The California Public Employees’ Retirement System (CalPERS) has announced a 16.7 percent return on its investments for the one-year period ended in June, increasing the value of its current portfolios by $22.7 billion.
The assets of CalPERS’ Alternative Investment Management Program, which specialises in private equity, reported an increase of 12.7 percent, exceeding its 9.7 percent benchmark, according to a statement. For the 2003-2004 fiscal year, the private equity program earned $1 billion in profits. Since its inception in 1990, the private equity arm has garnered CalPERS $6 billion.
In the statement, chief investment officer Mark Anson said CalPERS “set a record for special efforts taken by the Fund’s investment staff.” The fund’s top performing portfolio was its investments in corporate governance funds, which earned the system a walloping 53.5 percent return.
CalPERS expects its performance to “provide hope to the state and local public employers who are responsible for making contributions to fund the benefits.” The fund reported low to negative returns over the past three years, which has caused a trend of rising employer contribution rates.

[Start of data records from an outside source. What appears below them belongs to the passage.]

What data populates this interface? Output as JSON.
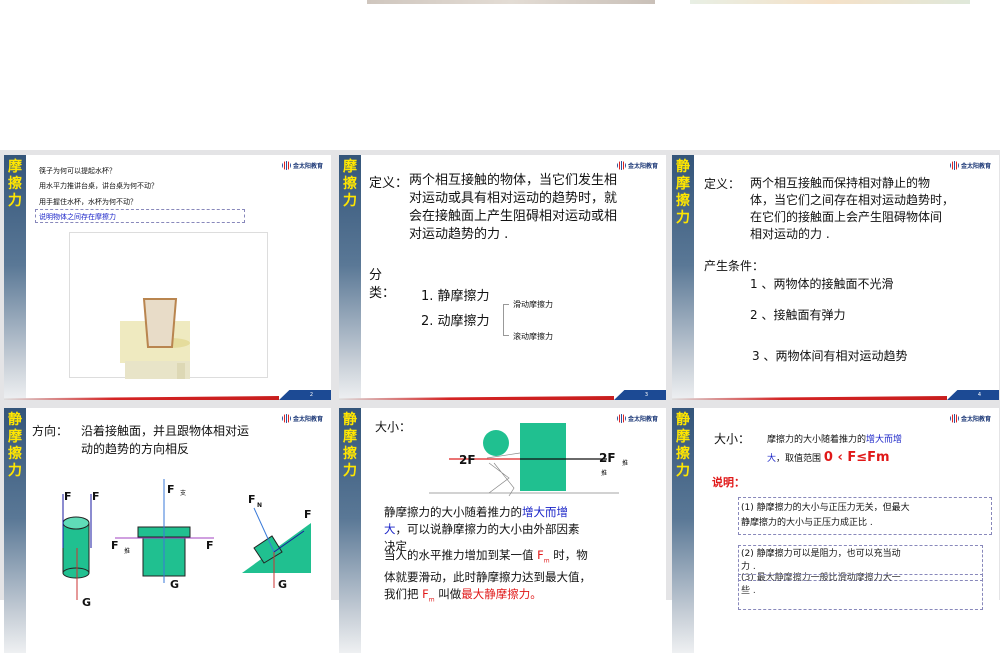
{
  "slides": [
    {
      "num": "2",
      "side": "摩擦力",
      "lines": [
        "筷子为何可以提起水杯？",
        "用水平力推讲台桌，讲台桌为何不动？",
        "用手握住水杯，水杯为何不动？"
      ],
      "box": "说明物体之间存在摩擦力"
    },
    {
      "num": "3",
      "side": "摩擦力",
      "def_label": "定义：",
      "def": [
        "两个相互接触的物体，当它们发生相",
        "对运动或具有相对运动的趋势时，就",
        "会在接触面上产生阻碍相对运动或相",
        "对运动趋势的力 ."
      ],
      "cls_label": [
        "分",
        "类："
      ],
      "items": [
        "1. 静摩擦力",
        "2. 动摩擦力"
      ],
      "sub": [
        "滑动摩擦力",
        "滚动摩擦力"
      ]
    },
    {
      "num": "4",
      "side": "静摩擦力",
      "def_label": "定义：",
      "def": [
        "两个相互接触而保持相对静止的物",
        "体，当它们之间存在相对运动趋势时，",
        "在它们的接触面上会产生阻碍物体间",
        "相对运动的力 ."
      ],
      "cond_label": "产生条件：",
      "conds": [
        "1 、两物体的接触面不光滑",
        "2 、接触面有弹力",
        "3 、两物体间有相对运动趋势"
      ]
    },
    {
      "side": "静摩擦力",
      "dir_label": "方向：",
      "dir": [
        "沿着接触面，并且跟物体相对运",
        "动的趋势的方向相反"
      ],
      "labels": {
        "f1": "F",
        "f2": "F",
        "g1": "G",
        "fz": "F",
        "zhi": "支",
        "ft": "F",
        "tui": "推",
        "f3": "F",
        "g2": "G",
        "fn": "F",
        "n": "N",
        "f4": "F",
        "g3": "G"
      }
    },
    {
      "side": "静摩擦力",
      "size_label": "大小：",
      "f_left": "2F",
      "f_right": "2F",
      "tui1": "推",
      "tui2": "推",
      "p1a": "静摩擦力的大小随着推力的",
      "p1b": "增大而增",
      "p1c": "大",
      "p1d": "，可以说静摩擦力的大小由外部因素",
      "p1e": "决定",
      "p2a": "当人的水平推力增加到某一值 ",
      "fm": "F",
      "m": "m",
      "p2b": " 时，物",
      "p2c": "体就要滑动，此时静摩擦力达到最大值，",
      "p2d": "我们把 ",
      "p2e": " 叫做",
      "p2f": "最大静摩擦力。"
    },
    {
      "side": "静摩擦力",
      "size_label": "大小：",
      "l1a": "摩擦力的大小随着推力的",
      "l1b": "增大而增",
      "l2a": "大",
      "l2b": "，取值范围",
      "range": "0 ‹ F≤Fm",
      "note": "说明：",
      "n1": [
        "(1) 静摩擦力的大小与正压力无关，但最大",
        "静摩擦力的大小与正压力成正比 ."
      ],
      "n2": [
        "(2) 静摩擦力可以是阻力，也可以充当动",
        "力 ."
      ],
      "n3": [
        "(3) 最大静摩擦力一般比滑动摩擦力大一",
        "些 ."
      ]
    }
  ],
  "logo_text": "金太阳教育"
}
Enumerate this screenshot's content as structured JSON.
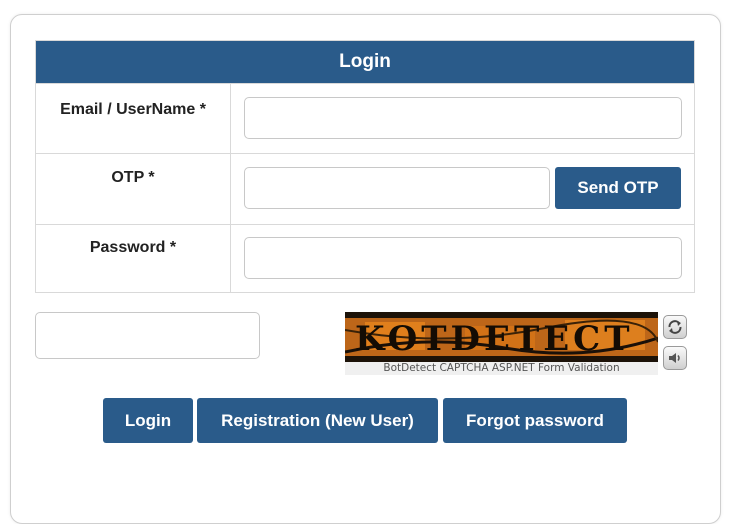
{
  "form": {
    "title": "Login",
    "fields": [
      {
        "label": "Email / UserName *",
        "value": "",
        "placeholder": ""
      },
      {
        "label": "OTP *",
        "value": "",
        "placeholder": ""
      },
      {
        "label": "Password *",
        "value": "",
        "placeholder": ""
      }
    ],
    "send_otp_label": "Send OTP"
  },
  "captcha": {
    "input_value": "",
    "image_text": "KOTDETECT",
    "caption": "BotDetect CAPTCHA ASP.NET Form Validation",
    "reload_icon": "reload-icon",
    "sound_icon": "speaker-icon"
  },
  "actions": {
    "login_label": "Login",
    "register_label": "Registration (New User)",
    "forgot_label": "Forgot password"
  },
  "colors": {
    "primary": "#2a5b8a",
    "border": "#d9d9d9"
  }
}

The most recent returns will factor into rates to be set for the 2005 to 2006 and 2006 to 2007 fiscal years.
CalPERS is the largest public pension fund in the US, last reported to be worth approximately $160 billion, and manages $20 billion in capital in its globally diversified private equity portfolio. Earlier this month, it announced the appointment of Leon Shahinian as senior investment officer for its alternative investment programme Shahinian, who joined CalPERS in 1998, takes over from Rick Hayes, who left last month to become a managing partner at Oak Hill Capital Management, the New York-headquartered alternative asset specialist.